# Analysis Inequality

1. Oct 1, 2008

### hypermonkey2

hey guys, i came across this inequality in analysis and am not sure how to prove it. Any ideas? It's not homework, im just curious..

Let a1, a2, . . . , an be strictly positive real numbers. Show that

a1 + a2 + · · · + an−1 + an <= ((a1)^2)/a2 + ((a2)^2)/a3) +...+ ((an)^2)/a1

cheers

2. Oct 1, 2008

### morphism

Here's the case n=2. It follows from the AM-GM inequality.

$$0 \leq \left(\frac{a_1}{\sqrt{a_2}} - \frac{a_2}{\sqrt{a_1}}\right)^2 = \frac{a_1^2}{a_2} - 2\sqrt{a_1 a_2} + \frac{a_2^2}{a_1} \leq \frac{a_1^2}{a_2} - (a_1 + a_2) + \frac{a_2^2}{a_1}.$$

3. Oct 1, 2008

### hypermonkey2

Thats pretty sweet.

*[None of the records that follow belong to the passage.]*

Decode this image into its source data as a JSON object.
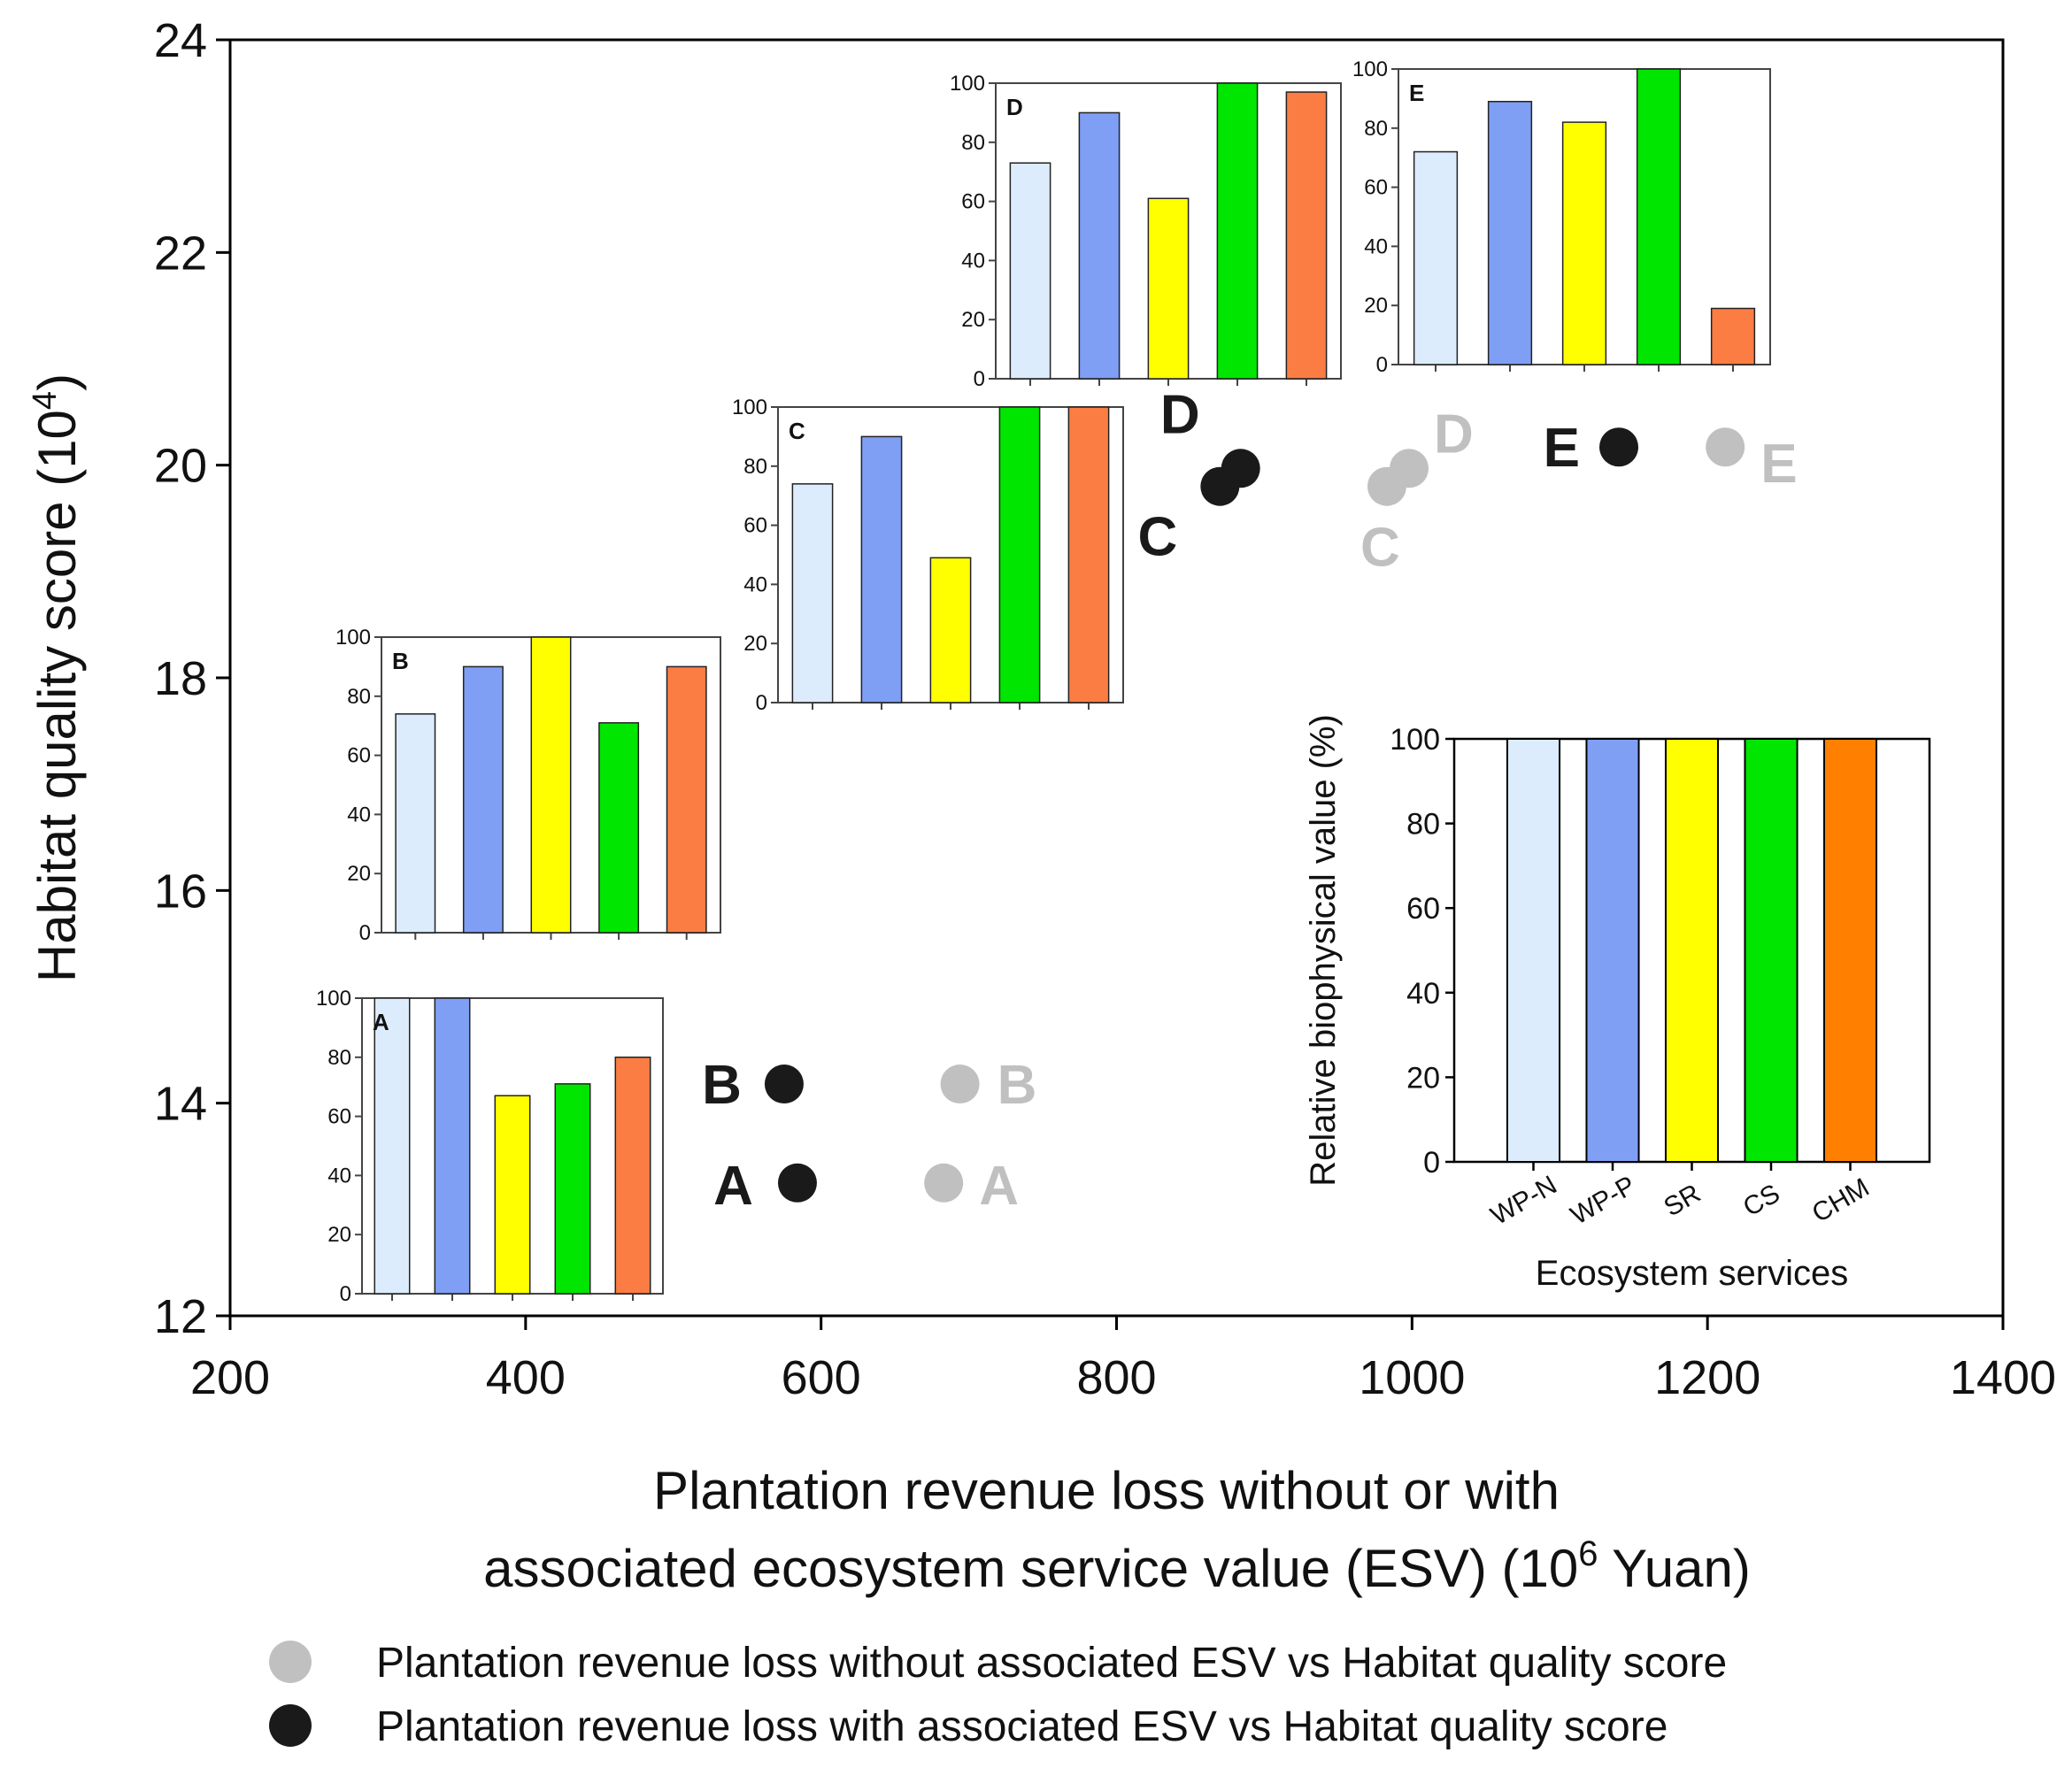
{
  "chart_data": {
    "type": "scatter",
    "x_label_line1": "Plantation revenue loss without or with",
    "x_label_line2_pre": "associated ecosystem service value (ESV) (10",
    "x_label_line2_sup": "6",
    "x_label_line2_post": " Yuan)",
    "y_label_pre": "Habitat quality score (10",
    "y_label_sup": "4",
    "y_label_post": ")",
    "xlim": [
      200,
      1400
    ],
    "ylim": [
      12,
      24
    ],
    "x_ticks": [
      "200",
      "400",
      "600",
      "800",
      "1000",
      "1200",
      "1400"
    ],
    "y_ticks": [
      "12",
      "14",
      "16",
      "18",
      "20",
      "22",
      "24"
    ],
    "series": [
      {
        "name": "Plantation revenue loss without associated ESV vs Habitat quality score",
        "color": "#c0c0c0",
        "points": [
          {
            "label": "A",
            "x": 683,
            "y": 13.25
          },
          {
            "label": "B",
            "x": 694,
            "y": 14.18
          },
          {
            "label": "C",
            "x": 983,
            "y": 19.8
          },
          {
            "label": "D",
            "x": 998,
            "y": 19.97
          },
          {
            "label": "E",
            "x": 1212,
            "y": 20.17
          }
        ]
      },
      {
        "name": "Plantation revenue loss with associated ESV vs Habitat quality score",
        "color": "#1a1a1a",
        "points": [
          {
            "label": "A",
            "x": 584,
            "y": 13.25
          },
          {
            "label": "B",
            "x": 575,
            "y": 14.18
          },
          {
            "label": "C",
            "x": 870,
            "y": 19.8
          },
          {
            "label": "D",
            "x": 884,
            "y": 19.97
          },
          {
            "label": "E",
            "x": 1140,
            "y": 20.17
          }
        ]
      }
    ],
    "legend": [
      {
        "text": "Plantation revenue loss without associated ESV vs Habitat quality score",
        "color": "#c0c0c0"
      },
      {
        "text": "Plantation revenue loss with associated ESV vs Habitat quality score",
        "color": "#1a1a1a"
      }
    ],
    "inset_colors": [
      "#dcecfc",
      "#7f9ff5",
      "#ffff00",
      "#00e600",
      "#fb7d43"
    ],
    "inset_y_ticks": [
      "0",
      "20",
      "40",
      "60",
      "80",
      "100"
    ],
    "insets": [
      {
        "label": "A",
        "values": [
          100,
          100,
          67,
          71,
          80
        ]
      },
      {
        "label": "B",
        "values": [
          74,
          90,
          100,
          71,
          90
        ]
      },
      {
        "label": "C",
        "values": [
          74,
          90,
          49,
          100,
          100
        ]
      },
      {
        "label": "D",
        "values": [
          73,
          90,
          61,
          100,
          97
        ]
      },
      {
        "label": "E",
        "values": [
          72,
          89,
          82,
          100,
          19
        ]
      }
    ],
    "reference_bar": {
      "y_label": "Relative biophysical value (%)",
      "x_label": "Ecosystem services",
      "categories": [
        "WP-N",
        "WP-P",
        "SR",
        "CS",
        "CHM"
      ],
      "values": [
        100,
        100,
        100,
        100,
        100
      ],
      "colors": [
        "#dcecfc",
        "#7f9ff5",
        "#ffff00",
        "#00e600",
        "#ff8000"
      ],
      "ylim": [
        0,
        100
      ],
      "y_ticks": [
        "0",
        "20",
        "40",
        "60",
        "80",
        "100"
      ]
    }
  }
}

Thats hard to generalize, no?

4. Oct 1, 2008

### morphism

Yeah. I thought it was an easy induction argument after that, but that's obviously not the case. The flu is making me stupid.

Anyway, we can use the Cauchy-Schwarz inequality instead.

$$\left(\sum a_i\right)^2 = \left(\sum \frac{a_i}{\sqrt{a_{i+1}}} \sqrt{a_{i+1}}\right)^2 \leq \sum \frac{a_i^2}{a_{i+1}} \sum a_{i+1},$$

where the index of summation is taken mod n (so a_{n+1} = a_1).